One of the biggest issues high school students are worried about when it comes to entering college is whether they will be able to handle the workload. College is drastically different than high school in that classes can be bigger, with faster curricula, and professors that encourage students to work more independently.
Don’t panic! In order to assuage HS students’ feelings of anxiousness, we’re offering some ways to combat college course anxiety.
1. Ask your college friends what the workload is like at their school/what a typical day/week looks like? Your buddy who graduated from high school last spring will have a good idea of what it’s like. Send them a Facebook message or text message to catch up and find out how school’s going for them. Not only is this a good opportunity to stay in touch, but it’s also a way to find out more about what to expect when it comes to college life and academics.
2. Take AP courses. AP courses are designed to give high school students a taste for collegiate academics, and if you take AP courses, they will help in the application process when schools decide to admit you or not (AP looks good to Admissions!). AP courses include the kind of skills college students use in their classes, so even if you discover you’re not quite ready for the college workload, you can identify areas where you need to get better.
3. Talk to a college admissions counselor. If you’re looking at one particular college or even a few, ask the admissions counselors about the workload. It’s their job to respond and help you figure out what the school is like. You’ll want to know how many courses a typical college student takes, how many credits each course is, and how many times a week a class meets.
4. Get involved in a Discussion with College Prowler. If you’ve got questions, our users often have answers! Post a question on one of our school pages about workload and academics, and see what responses you get.
5. Try to get a sample syllabus on a campus tour. Get it straight from the horse’s mouth. You may not understand everything on the syllabus, but by looking at it, you’ll get a sense of what to expect and how to develop time-management skills.
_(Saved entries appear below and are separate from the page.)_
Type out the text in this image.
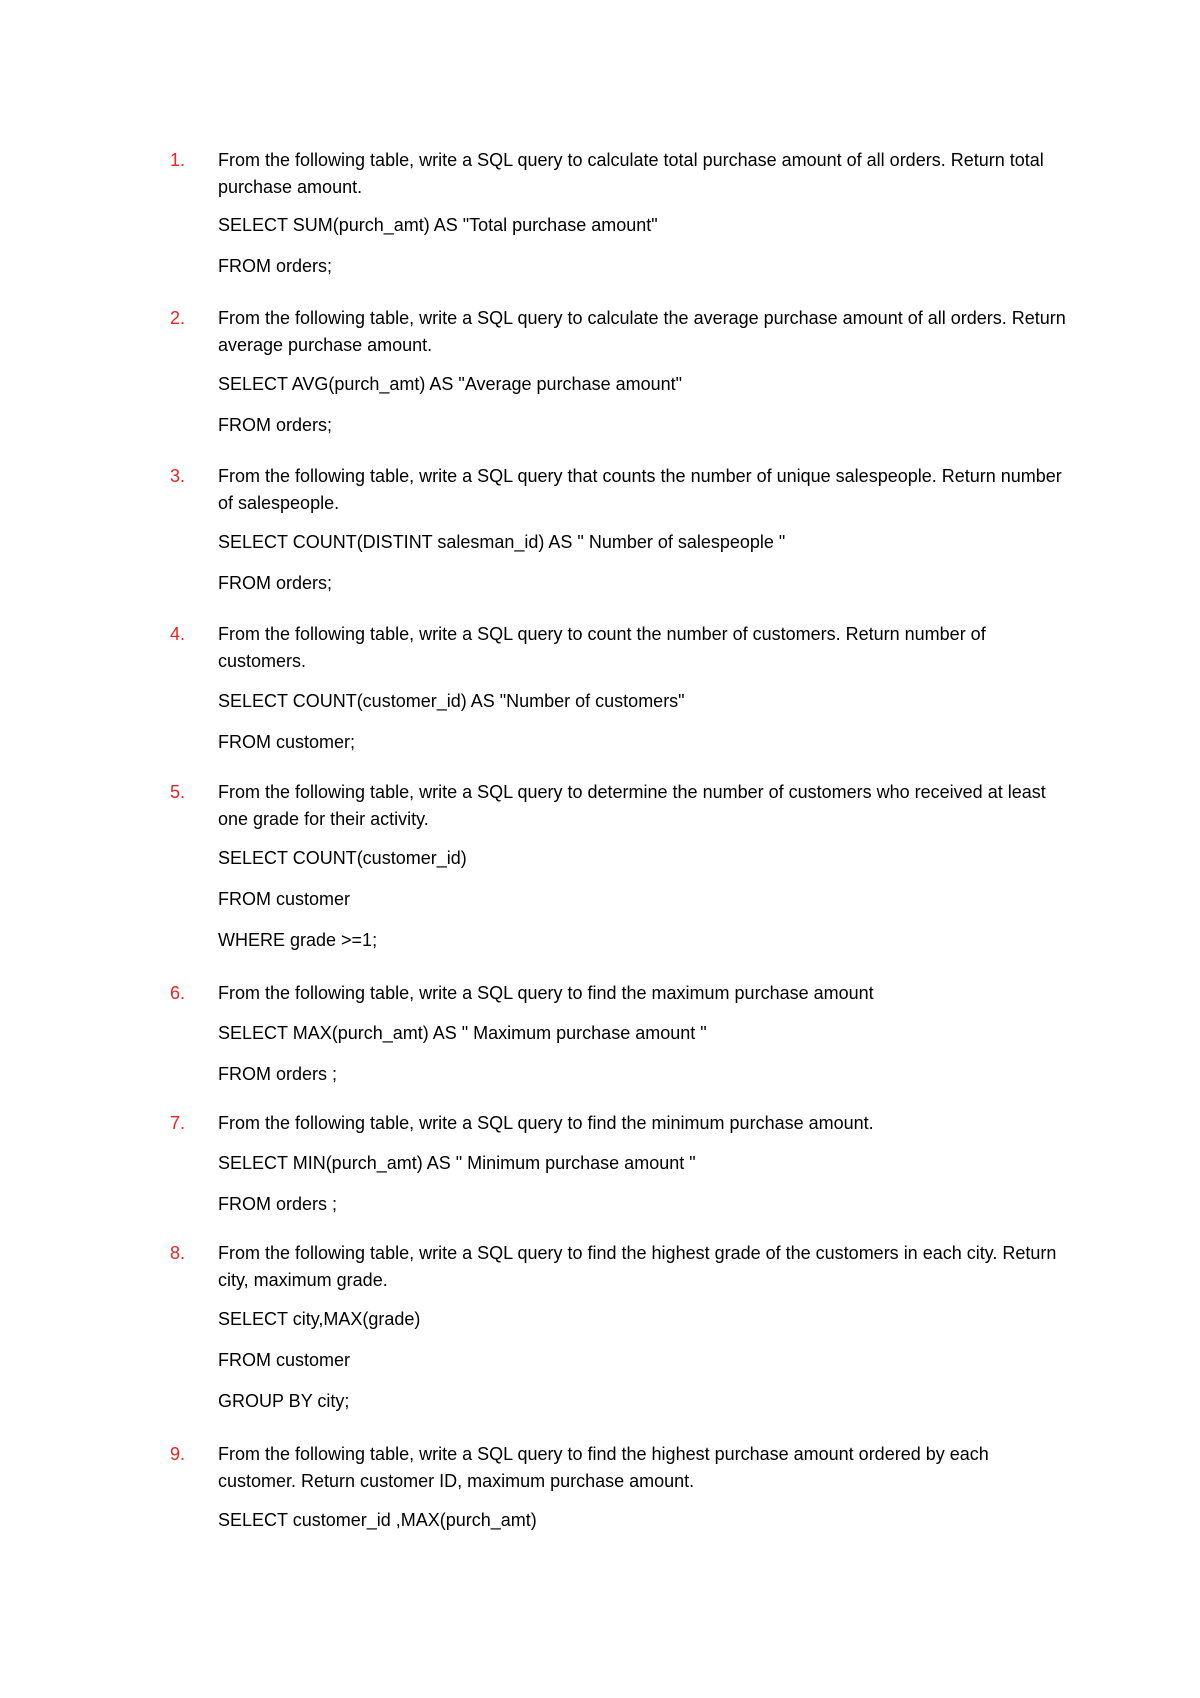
1.	From the following table, write a SQL query to calculate total purchase amount of all orders. Return total purchase amount.
SELECT SUM(purch_amt) AS "Total purchase amount"
FROM orders;
2.	From the following table, write a SQL query to calculate the average purchase amount of all orders. Return average purchase amount.
SELECT AVG(purch_amt) AS "Average purchase amount"
FROM orders;
3.	From the following table, write a SQL query that counts the number of unique salespeople. Return number of salespeople.
SELECT COUNT(DISTINT salesman_id) AS " Number of salespeople "
FROM orders;
4.	From the following table, write a SQL query to count the number of customers. Return number of customers.
SELECT COUNT(customer_id) AS "Number of customers"
FROM customer;
5.	From the following table, write a SQL query to determine the number of customers who received at least one grade for their activity.
SELECT COUNT(customer_id)
FROM customer
WHERE grade >=1;
6.	From the following table, write a SQL query to find the maximum purchase amount
SELECT MAX(purch_amt) AS " Maximum purchase amount "
FROM orders ;
7.	From the following table, write a SQL query to find the minimum purchase amount.
SELECT MIN(purch_amt) AS " Minimum purchase amount "
FROM orders ;
8.	From the following table, write a SQL query to find the highest grade of the customers in each city. Return city, maximum grade.
SELECT city,MAX(grade)
FROM customer
GROUP BY city;
9.	From the following table, write a SQL query to find the highest purchase amount ordered by each customer. Return customer ID, maximum purchase amount.
SELECT customer_id ,MAX(purch_amt)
Of course, the only way to truly know what kind of workload you can handle is by being a college student yourself; you’ll never actually know what it’s like until you’re in the situation. When you start your first semester, don’t throw yourself into a lot of clubs or organizations just yet. Set aside time for your studies and gradually figure out what you can juggle schedule-wise.
Chances are, if you’re already thinking about the college workload as a high school student, you’re showing considerate concern for your studies, which, when it comes to college life, is half the battle. Don’t lose that sense of commitment, and you’ll be well on your way to tackling college academics.